Poco ci resta da vedere dunque, di questa bozza di lavoro che esso stesso sarebbe dovuto essere una bozza. Ci son le visite di Boris Lehman a casa di Dwoskin, sorride mentre lo guarda, lo scruta, si sofferma a provare le macchine sempre più astruse che Stephen utilizza per le sue gambe. Infine poi sembra diventare soggetto ultimo del cinema di Dwoskin, di fronte allo specchio stesso Boris consuma le fragilita’ del suo corpo e si dona all’immagine; si mette in posa e diventa figura ispiratrice di un paesaggio possibile, che e’ gia’ quello del ricordo, del consumarsi irreversibile dei giorni. Nonostante la loro differenza di linguaggio e lo stile, si gioca continuamente ad imitare o addirittura a diventare l’altro. Super 8, 16mm, Video aggrovigliati, intrecciati, contorti in controcampi e giocosi scambi di punti di vista. E’ proprio il film a mancare mentre siamo noi che pensiamo al momento in cui saremo mancanti. Dall’altra parte c’e’ il dolore, la paura, l’erotismo, il ricordo e l’infanzia, Bataille pare abbracciare Jarry, il senso e’ solamente l’accettazione del non-sense della vita, e’ lo spazio che corre tra il cadere ed il rialzarsi, magari quando dalla nascita non puoi nemmeno camminare.

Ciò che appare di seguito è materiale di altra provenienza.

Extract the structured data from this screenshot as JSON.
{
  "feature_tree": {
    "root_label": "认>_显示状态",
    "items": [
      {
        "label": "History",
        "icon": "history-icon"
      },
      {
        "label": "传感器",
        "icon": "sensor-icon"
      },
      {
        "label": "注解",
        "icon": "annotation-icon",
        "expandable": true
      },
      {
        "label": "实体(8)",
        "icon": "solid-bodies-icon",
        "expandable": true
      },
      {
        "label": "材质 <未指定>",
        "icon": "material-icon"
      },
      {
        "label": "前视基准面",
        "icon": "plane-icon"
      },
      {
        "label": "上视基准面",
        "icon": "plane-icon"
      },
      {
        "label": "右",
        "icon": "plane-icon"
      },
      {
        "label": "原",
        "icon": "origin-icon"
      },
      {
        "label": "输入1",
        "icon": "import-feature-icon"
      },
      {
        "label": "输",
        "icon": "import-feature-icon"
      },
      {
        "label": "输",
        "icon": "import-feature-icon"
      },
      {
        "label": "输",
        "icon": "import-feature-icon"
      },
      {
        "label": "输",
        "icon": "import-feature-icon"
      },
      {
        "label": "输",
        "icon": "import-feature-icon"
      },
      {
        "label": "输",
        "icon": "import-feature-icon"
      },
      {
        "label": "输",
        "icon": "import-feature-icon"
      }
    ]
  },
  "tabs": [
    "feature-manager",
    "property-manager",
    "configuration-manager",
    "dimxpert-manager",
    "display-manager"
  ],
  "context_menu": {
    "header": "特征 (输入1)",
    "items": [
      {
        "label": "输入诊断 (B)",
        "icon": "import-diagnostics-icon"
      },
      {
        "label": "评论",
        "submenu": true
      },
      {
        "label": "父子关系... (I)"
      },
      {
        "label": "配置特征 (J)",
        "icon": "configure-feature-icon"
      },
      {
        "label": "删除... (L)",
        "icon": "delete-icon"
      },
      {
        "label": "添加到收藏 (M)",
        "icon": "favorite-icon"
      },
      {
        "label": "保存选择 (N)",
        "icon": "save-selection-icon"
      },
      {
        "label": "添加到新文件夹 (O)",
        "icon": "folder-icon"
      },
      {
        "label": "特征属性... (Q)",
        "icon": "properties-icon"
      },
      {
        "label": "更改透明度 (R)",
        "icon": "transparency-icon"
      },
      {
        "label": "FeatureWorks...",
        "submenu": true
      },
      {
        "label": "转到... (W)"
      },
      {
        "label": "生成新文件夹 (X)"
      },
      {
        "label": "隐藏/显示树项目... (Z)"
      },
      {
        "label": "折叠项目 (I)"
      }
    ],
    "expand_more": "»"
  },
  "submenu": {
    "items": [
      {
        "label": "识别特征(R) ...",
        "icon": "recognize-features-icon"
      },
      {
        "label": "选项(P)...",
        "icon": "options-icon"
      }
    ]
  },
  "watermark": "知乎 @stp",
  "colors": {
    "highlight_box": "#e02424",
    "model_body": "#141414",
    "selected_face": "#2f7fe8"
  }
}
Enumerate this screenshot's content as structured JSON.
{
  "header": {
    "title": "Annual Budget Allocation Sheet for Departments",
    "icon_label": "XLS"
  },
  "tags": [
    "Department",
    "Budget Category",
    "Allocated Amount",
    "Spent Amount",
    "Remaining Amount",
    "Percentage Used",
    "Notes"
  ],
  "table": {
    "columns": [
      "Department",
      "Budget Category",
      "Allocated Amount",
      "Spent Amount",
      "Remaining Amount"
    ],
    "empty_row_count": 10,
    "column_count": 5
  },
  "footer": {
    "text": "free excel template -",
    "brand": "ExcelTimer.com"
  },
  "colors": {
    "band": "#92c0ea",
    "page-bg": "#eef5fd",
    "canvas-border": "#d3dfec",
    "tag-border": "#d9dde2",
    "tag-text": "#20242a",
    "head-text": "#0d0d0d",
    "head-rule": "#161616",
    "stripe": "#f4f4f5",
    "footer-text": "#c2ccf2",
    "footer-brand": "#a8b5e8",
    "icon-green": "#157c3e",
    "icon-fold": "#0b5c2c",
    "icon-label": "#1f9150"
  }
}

Il cinema di Boris Lehman è un’erranza continua di peregrinazioni non artistiche quanto terribilmente umane, un continuo mettersi a nudo / allo specchio attraverso la cavia del corpo; una densita’ di tempo eternamente coinvolta in diversi spazi. Il cinema di Stephen Dwoskin invece sboccia come un fiore malato dal dolore, lo affronta, lo guarda in faccia, non lo teme. Se qualcosa le sue pellicole ci hanno insegnato e’ proprio l’estrema voglia di non assecondarlo, di non fermarci mai a guardare la ferita, di non pensare di avere perso. Le loro immagini sono un’oasi di relativismo in cui solo l’affermazione stessa della volonta della vita può essere un principio ordinatore. Lehman lo sa e lo segue, lo gira, si ferma per poter capire il suo punto di vista osservandolo/ossrvandosi, le immagini dell’uno sono solo per l’altro. Nella sua villa (?) all’estrema periferia di Londra, il pensatoio non ha un tetto, e gli aerei da Heatrow declinano le giornate. Passate ad ingegnarsi su come salire le scale o meglio sul come riuscire a stare in piedi, anche solo un attimo, per vedere (!) come si sta in posizione eretta solo per il gusto del punto di vista. Ecco quello e’ il punto, ancora una volta, la vista; sul mondo, sui corpi, sulla carne, sul dolore, sul cinema. Doveva essere l’inizio di un film (sulla fine, probabilmente) e si ritrova ad essere una fine dell’inizio, di qualsiasi inizio. La morte di Dwoskin ha portato con sè una delle anime piu folli e pure che abbiano mai giocato con il cinema, ma la proposizione stessa del gioco invita continuamente ad un’infanzia (anche dell’arte appunto), ad un amore continuo che sorge nello specchio del rappresentarsi, del donarsi. Prima dell’inizio allora c’è la fine? Lehman perde Dwoskin, non potrà più giocare al cinema con lui, allora davanti alla macchina, poggia una foto di Stephen (con in mano la cinepresa) sui suoi due occhioni teneri quanto tristissimi. Stop! Anzi… Ciak, si gira! Che strano gioco (è la vita).